Posted: April 3, 2018 by Robert Craven
A few questions about your so-called unique strategy.
By definition, a unique strategy is unique. By definition, it is difficult to copy. So, what about yours?
Does it actually help you to say ‘no’ to the wrong type of potential customer? Strategy is as much about defining what you don’t do as it is about what you do.
Does it help you to know when you are standing in front of the right potential customer? Strategy is about deciding who you do what for, and why. It should make you especially sexy to your target clients.
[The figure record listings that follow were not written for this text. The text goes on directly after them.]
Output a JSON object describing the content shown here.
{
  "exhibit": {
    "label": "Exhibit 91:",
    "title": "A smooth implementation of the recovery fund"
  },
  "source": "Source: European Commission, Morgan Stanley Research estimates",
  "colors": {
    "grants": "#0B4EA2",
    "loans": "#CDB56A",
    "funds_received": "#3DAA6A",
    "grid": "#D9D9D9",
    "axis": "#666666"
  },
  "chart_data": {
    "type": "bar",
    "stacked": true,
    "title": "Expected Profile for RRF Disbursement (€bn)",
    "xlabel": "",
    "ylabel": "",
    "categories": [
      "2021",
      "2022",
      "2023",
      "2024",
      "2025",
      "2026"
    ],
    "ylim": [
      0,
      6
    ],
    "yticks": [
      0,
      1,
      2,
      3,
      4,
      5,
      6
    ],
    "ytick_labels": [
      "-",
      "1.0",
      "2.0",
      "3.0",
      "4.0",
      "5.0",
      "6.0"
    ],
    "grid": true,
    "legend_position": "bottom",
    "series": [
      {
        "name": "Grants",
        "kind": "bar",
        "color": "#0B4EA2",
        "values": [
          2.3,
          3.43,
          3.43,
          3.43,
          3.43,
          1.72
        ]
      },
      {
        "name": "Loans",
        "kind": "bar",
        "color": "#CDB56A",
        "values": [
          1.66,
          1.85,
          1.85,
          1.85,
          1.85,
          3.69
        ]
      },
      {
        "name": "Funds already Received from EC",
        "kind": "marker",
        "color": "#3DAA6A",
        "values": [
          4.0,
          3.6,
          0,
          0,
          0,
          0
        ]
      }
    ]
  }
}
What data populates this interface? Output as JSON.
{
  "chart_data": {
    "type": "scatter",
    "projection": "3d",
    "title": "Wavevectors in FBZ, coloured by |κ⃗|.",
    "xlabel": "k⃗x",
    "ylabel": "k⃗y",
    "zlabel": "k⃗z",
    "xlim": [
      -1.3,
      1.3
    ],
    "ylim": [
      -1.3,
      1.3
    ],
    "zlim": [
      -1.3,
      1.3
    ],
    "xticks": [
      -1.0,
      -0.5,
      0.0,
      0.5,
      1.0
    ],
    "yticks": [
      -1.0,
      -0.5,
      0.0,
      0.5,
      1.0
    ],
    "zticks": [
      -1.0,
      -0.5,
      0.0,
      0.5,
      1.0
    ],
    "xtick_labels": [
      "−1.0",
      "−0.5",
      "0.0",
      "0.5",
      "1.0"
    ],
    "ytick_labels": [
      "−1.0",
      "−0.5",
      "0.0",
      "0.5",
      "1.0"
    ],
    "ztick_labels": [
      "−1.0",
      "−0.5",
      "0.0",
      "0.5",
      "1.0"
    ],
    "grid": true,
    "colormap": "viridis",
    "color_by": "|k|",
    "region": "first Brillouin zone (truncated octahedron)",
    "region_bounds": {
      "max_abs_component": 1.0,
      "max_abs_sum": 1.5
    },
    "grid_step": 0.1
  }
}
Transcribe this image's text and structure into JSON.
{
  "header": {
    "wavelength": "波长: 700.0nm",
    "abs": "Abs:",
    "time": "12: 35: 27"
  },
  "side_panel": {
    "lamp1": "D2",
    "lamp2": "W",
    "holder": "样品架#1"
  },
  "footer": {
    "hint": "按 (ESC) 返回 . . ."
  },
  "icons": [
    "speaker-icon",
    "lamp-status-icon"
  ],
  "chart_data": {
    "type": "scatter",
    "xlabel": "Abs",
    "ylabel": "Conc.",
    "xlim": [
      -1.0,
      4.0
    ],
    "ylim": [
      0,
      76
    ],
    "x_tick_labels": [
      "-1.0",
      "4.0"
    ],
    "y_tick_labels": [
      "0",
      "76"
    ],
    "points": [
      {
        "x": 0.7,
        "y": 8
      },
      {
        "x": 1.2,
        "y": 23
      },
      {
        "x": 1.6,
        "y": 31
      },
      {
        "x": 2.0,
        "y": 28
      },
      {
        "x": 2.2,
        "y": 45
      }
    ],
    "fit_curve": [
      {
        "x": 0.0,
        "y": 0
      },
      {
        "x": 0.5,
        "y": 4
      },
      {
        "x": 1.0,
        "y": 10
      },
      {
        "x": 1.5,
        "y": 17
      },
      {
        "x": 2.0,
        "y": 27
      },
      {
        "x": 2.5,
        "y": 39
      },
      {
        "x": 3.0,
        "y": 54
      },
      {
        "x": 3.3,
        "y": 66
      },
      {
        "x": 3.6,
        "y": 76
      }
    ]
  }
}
Does it make it harder for your competition (and easier for you)? Does it create barriers to competing with you? Does it make it hard for the competition to work in ‘your’ space? Does it make it hard for them to copy you? Does it make you so distinctive that you can create an entirely new type of market or a category of one?
I usually say that strategy is planning while being aware of your own capability and the outside environment (the world, political, economic, societal, technological, legal, environmental, economic factors as well the industry, market, competitors and customers). But I would like to add to that context/environment argument.
I would argue that it isn’t a strategy if it doesn’t solve a challenge.
If the idea is simply to work harder, get up earlier or charge more/less, then that is simply a plan and lacks the fundamental requirement of a good strategy.
A good strategy solves a problem.
It has focus and purpose unlike most of the ‘try harder’ plans (and I have no issue with that approach if that is what is needed).
A good strategy might solve any of these challenges: How will we create a sustainable, profitable business in the next 18 months? How will we create a business with a sale value of £10m within 3 years? How will we become a top 3 player (by turnover) in the UK market?
What problem or challenge does your strategy solve?